Having read multiple accounts of thru hikers on the Appalachian Trail, I wanted to switch it up and read something about the Pacific Coast Trail. Written, I suspect, as a tribute to his son who joined him for a portion of the hike, Rick Rogers’ book was exactly what I was looking for. Rogers approaches this hiking memoir in a clever, light-hearted manner. I especially enjoined his anecdotes about the people he encountered along the way. I was surprised to discover I became a tiny bit invested in these people and couldn’t help but wonder what had come of them after Rogers (trail name Finn) completed his thru hike.

Like other thru hiking memoirs I’ve read, this one is far less “how to” than it is simply Finn spinning a yarn about his hike. I am completely unfamiliar with the Pacific Coast Trail so I found this fairly interesting. Honestly, there were parts of this book that made the PCT fairly unappealing. The Appalachian Trail seems far superior with less odd ducks and deserts …. it did whet my appetite, however, to learn more about the PCT. I would love to visit sometime and hike its more appealing sections.

This one will appeal to anyone interested in the PCT.

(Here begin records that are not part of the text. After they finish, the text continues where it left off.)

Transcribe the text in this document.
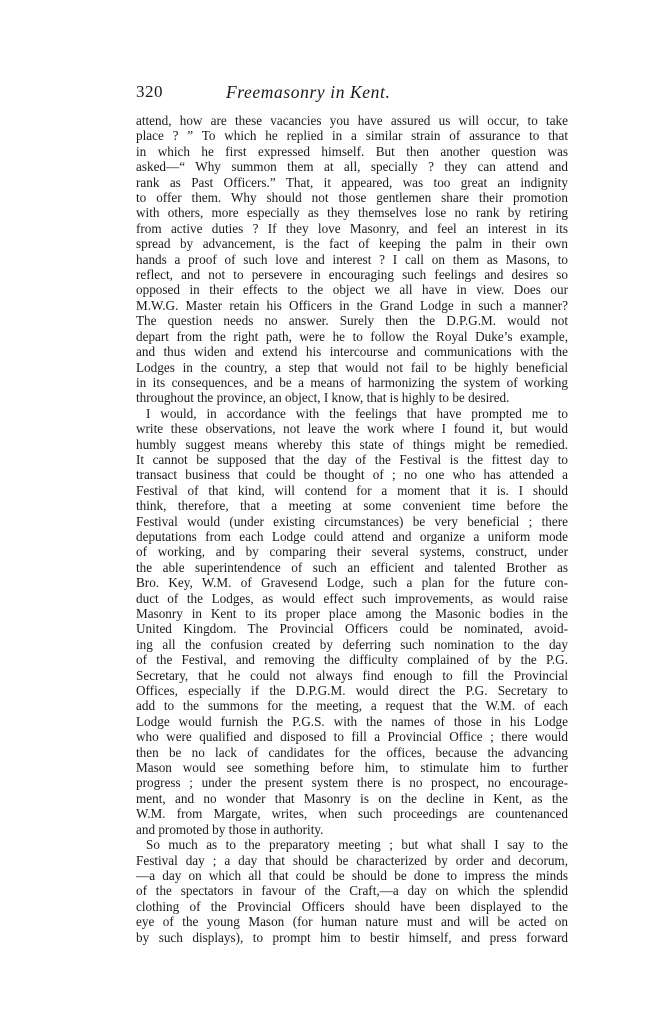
320	Freemasonry in Kent.
attend, how are these vacancies you have assured us will occur, to take
place ? ” To which he replied in a similar strain of assurance to that
in which he first expressed himself. But then another question was
asked—“ Why summon them at all, specially ? they can attend and
rank as Past Officers.” That, it appeared, was too great an indignity
to offer them. Why should not those gentlemen share their promotion
with others, more especially as they themselves lose no rank by retiring
from active duties ? If they love Masonry, and feel an interest in its
spread by advancement, is the fact of keeping the palm in their own
hands a proof of such love and interest ? I call on them as Masons, to
reflect, and not to persevere in encouraging such feelings and desires so
opposed in their effects to the object we all have in view. Does our
M.W.G. Master retain his Officers in the Grand Lodge in such a manner?
The question needs no answer. Surely then the D.P.G.M. would not
depart from the right path, were he to follow the Royal Duke’s example,
and thus widen and extend his intercourse and communications with the
Lodges in the country, a step that would not fail to be highly beneficial
in its consequences, and be a means of harmonizing the system of working
throughout the province, an object, I know, that is highly to be desired.
I would, in accordance with the feelings that have prompted me to
write these observations, not leave the work where I found it, but would
humbly suggest means whereby this state of things might be remedied.
It cannot be supposed that the day of the Festival is the fittest day to
transact business that could be thought of ; no one who has attended a
Festival of that kind, will contend for a moment that it is. I should
think, therefore, that a meeting at some convenient time before the
Festival would (under existing circumstances) be very beneficial ; there
deputations from each Lodge could attend and organize a uniform mode
of working, and by comparing their several systems, construct, under
the able superintendence of such an efficient and talented Brother as
Bro. Key, W.M. of Gravesend Lodge, such a plan for the future con-
duct of the Lodges, as would effect such improvements, as would raise
Masonry in Kent to its proper place among the Masonic bodies in the
United Kingdom. The Provincial Officers could be nominated, avoid-
ing all the confusion created by deferring such nomination to the day
of the Festival, and removing the difficulty complained of by the P.G.
Secretary, that he could not always find enough to fill the Provincial
Offices, especially if the D.P.G.M. would direct the P.G. Secretary to
add to the summons for the meeting, a request that the W.M. of each
Lodge would furnish the P.G.S. with the names of those in his Lodge
who were qualified and disposed to fill a Provincial Office ; there would
then be no lack of candidates for the offices, because the advancing
Mason would see something before him, to stimulate him to further
progress ; under the present system there is no prospect, no encourage-
ment, and no wonder that Masonry is on the decline in Kent, as the
W.M. from Margate, writes, when such proceedings are countenanced
and promoted by those in authority.
So much as to the preparatory meeting ; but what shall I say to the
Festival day ; a day that should be characterized by order and decorum,
—a day on which all that could be should be done to impress the minds
of the spectators in favour of the Craft,—a day on which the splendid
clothing of the Provincial Officers should have been displayed to the
eye of the young Mason (for human nature must and will be acted on
by such displays), to prompt him to bestir himself, and press forward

Mini Book Review of “Only When I Step On It: One Man’s Inspiring Journey to His the Appalachian Trail Alone” by Peter Conti

Plagued by a past injury and chronic pain, this book chronicles author Peter Conti’s quest for healing on the Appalachian Trail. While not technically a thru hiker, Conti tackled the AT over the course of 2 years. His hypothesis was simple, to hike every mile of the AT, the chronic and severe pain he suffered from a hip injury would have to heal and, ultimately, disappear. Conti’s story is very much one of overcoming debilitation. I would recommend this for anyone who is at the wrong end of climb. It could be injury, age, weight, bad circumstances … whatever the obstacle, Conti’s story serves as an example of what can be accomplished with patience, grit, and determination.

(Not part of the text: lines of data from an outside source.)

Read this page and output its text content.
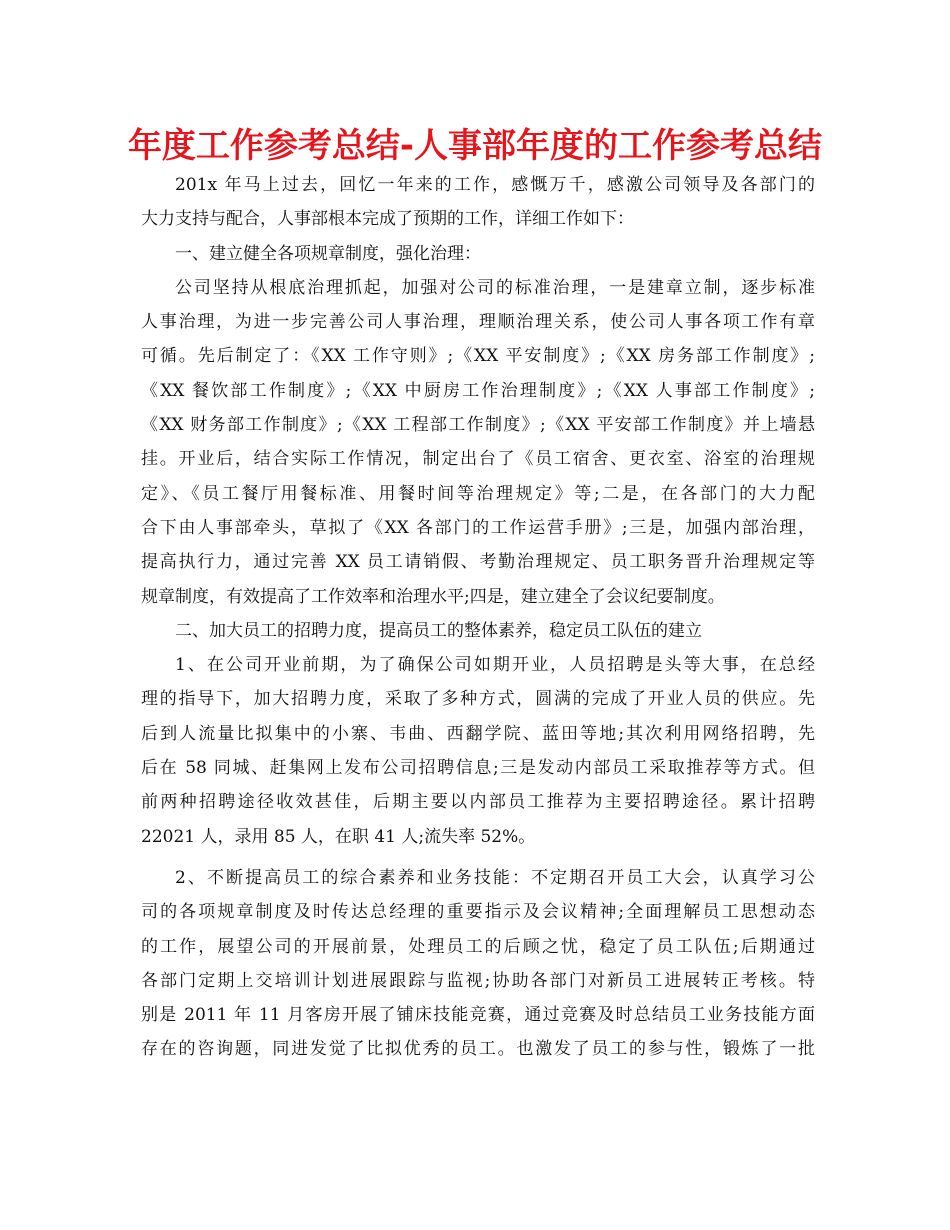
年度工作参考总结-人事部年度的工作参考总结
201x 年马上过去，回忆一年来的工作，感慨万千，感激公司领导及各部门的
大力支持与配合，人事部根本完成了预期的工作，详细工作如下：
一、建立健全各项规章制度，强化治理：
公司坚持从根底治理抓起，加强对公司的标准治理，一是建章立制，逐步标准
人事治理，为进一步完善公司人事治理，理顺治理关系，使公司人事各项工作有章
可循。先后制定了：《XX 工作守则》;《XX 平安制度》;《XX 房务部工作制度》;
《XX 餐饮部工作制度》;《XX 中厨房工作治理制度》;《XX 人事部工作制度》;
《XX 财务部工作制度》;《XX 工程部工作制度》;《XX 平安部工作制度》并上墙悬
挂。开业后，结合实际工作情况，制定出台了《员工宿舍、更衣室、浴室的治理规
定》、《员工餐厅用餐标准、用餐时间等治理规定》等;二是，在各部门的大力配
合下由人事部牵头，草拟了《XX 各部门的工作运营手册》;三是，加强内部治理，
提高执行力，通过完善 XX 员工请销假、考勤治理规定、员工职务晋升治理规定等
规章制度，有效提高了工作效率和治理水平;四是，建立建全了会议纪要制度。
二、加大员工的招聘力度，提高员工的整体素养，稳定员工队伍的建立
1、在公司开业前期，为了确保公司如期开业，人员招聘是头等大事，在总经
理的指导下，加大招聘力度，采取了多种方式，圆满的完成了开业人员的供应。先
后到人流量比拟集中的小寨、韦曲、西翻学院、蓝田等地;其次利用网络招聘，先
后在 58 同城、赶集网上发布公司招聘信息;三是发动内部员工采取推荐等方式。但
前两种招聘途径收效甚佳，后期主要以内部员工推荐为主要招聘途径。累计招聘
22021 人，录用 85 人，在职 41 人;流失率 52%。
2、不断提高员工的综合素养和业务技能：不定期召开员工大会，认真学习公
司的各项规章制度及时传达总经理的重要指示及会议精神;全面理解员工思想动态
的工作，展望公司的开展前景，处理员工的后顾之忧，稳定了员工队伍;后期通过
各部门定期上交培训计划进展跟踪与监视;协助各部门对新员工进展转正考核。特
别是 2011 年 11 月客房开展了铺床技能竞赛，通过竞赛及时总结员工业务技能方面
存在的咨询题，同进发觉了比拟优秀的员工。也激发了员工的参与性，锻炼了一批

Mini Book Review of “Appalachian Trail Thru-Hike” by John Gignilliat

While not a literary masterpiece, this book is charming. It details the daily journal of a couple’s thru-hike of the Appalachian Trail. It includes the interesting things they saw, people they encountered, places they stayed, and even their meals. A careful read will glean some good tips that can be used on extended hiking trips. I may never get to thru-hike the entire AT, but I hope to put some of the author’s tips to good use. I gave this book five stars simply because I find the topic so interesting. If you don’t share my interest in the Appalachian Trail or extended hiking trips, this may not be the book for you.

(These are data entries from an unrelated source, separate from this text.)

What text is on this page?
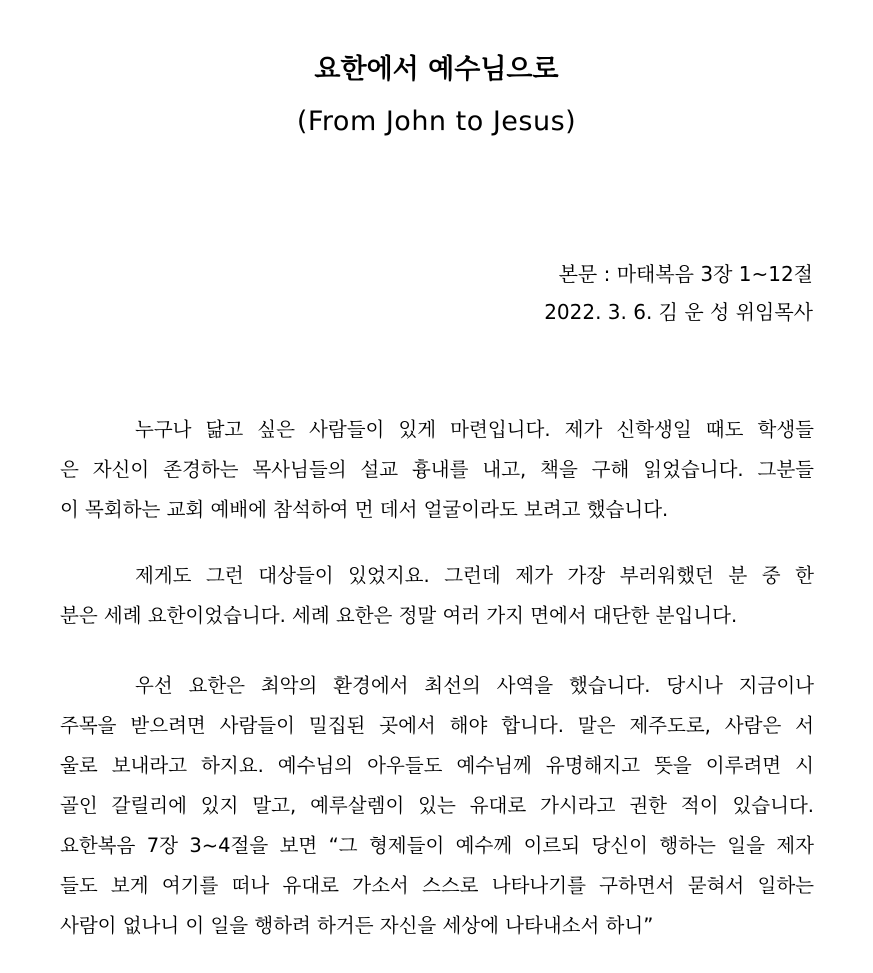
요한에서 예수님으로
(From John to Jesus)
본문 : 마태복음 3장 1~12절
2022. 3. 6. 김 운 성 위임목사
누구나 닮고 싶은 사람들이 있게 마련입니다. 제가 신학생일 때도 학생들
은 자신이 존경하는 목사님들의 설교 흉내를 내고, 책을 구해 읽었습니다. 그분들
이 목회하는 교회 예배에 참석하여 먼 데서 얼굴이라도 보려고 했습니다.
제게도 그런 대상들이 있었지요. 그런데 제가 가장 부러워했던 분 중 한
분은 세례 요한이었습니다. 세례 요한은 정말 여러 가지 면에서 대단한 분입니다.
우선 요한은 최악의 환경에서 최선의 사역을 했습니다. 당시나 지금이나
주목을 받으려면 사람들이 밀집된 곳에서 해야 합니다. 말은 제주도로, 사람은 서
울로 보내라고 하지요. 예수님의 아우들도 예수님께 유명해지고 뜻을 이루려면 시
골인 갈릴리에 있지 말고, 예루살렘이 있는 유대로 가시라고 권한 적이 있습니다.
요한복음 7장 3~4절을 보면 “그 형제들이 예수께 이르되 당신이 행하는 일을 제자
들도 보게 여기를 떠나 유대로 가소서 스스로 나타나기를 구하면서 묻혀서 일하는
사람이 없나니 이 일을 행하려 하거든 자신을 세상에 나타내소서 하니”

Mini Book Review of “Wandering Ohio: A Buckeye Trail Thru-Hike” by Chuck and Beth Hewitt

I have long entertained the notion of embarking on an extended hike. This book reads like a daily journal sharing what it’s like to through hike the looped Buckeye Trail that traverses my home state of Ohio. I enjoyed reading about this couple’s adventure even if I found myself wanting just a little more specific information about the ins and outs of the trail itself. After reading this one, I’ve reached the conclusion that the Buckeye Trail may be better suited for section hiking than a through hike, but their feat was impressive nonetheless. This is a good read if you are interested in this sort of thing.

It should be pointed out that this not a “how to” guide book. If I understand correctly, the authors have guide book that can be purchased on the Buckeye Trail Association website. This is a journal. You will learn a lot about Chuck and Beth Hewitt and the interesting places they ate and stayed, but you will not get a technical guide on hiking the Buckeye Trail.

Mini Book Review of “AWOL on the Appalachian Trail” by David Miller

AWOLThis is a book about a guy hiking the Appalachian Trail. It is not full of action or excitement. He didn’t have to battle any bears or mountain lions with his bare hands. Rather, he just walked. But his story is engaging. David Miller quit his job to begin his quest of hiking the entire trail and as I read I became invested in his adventure. I wanted him to succeed. It took me quite awhile to read as I often put it aside in favor of other books, but I always found myself returning to check on his progress. Hikers and outdoor enthusiasts are sure to find this book interesting and, to make it more enticing, I’m pretty sure I found it for free on the Kindle.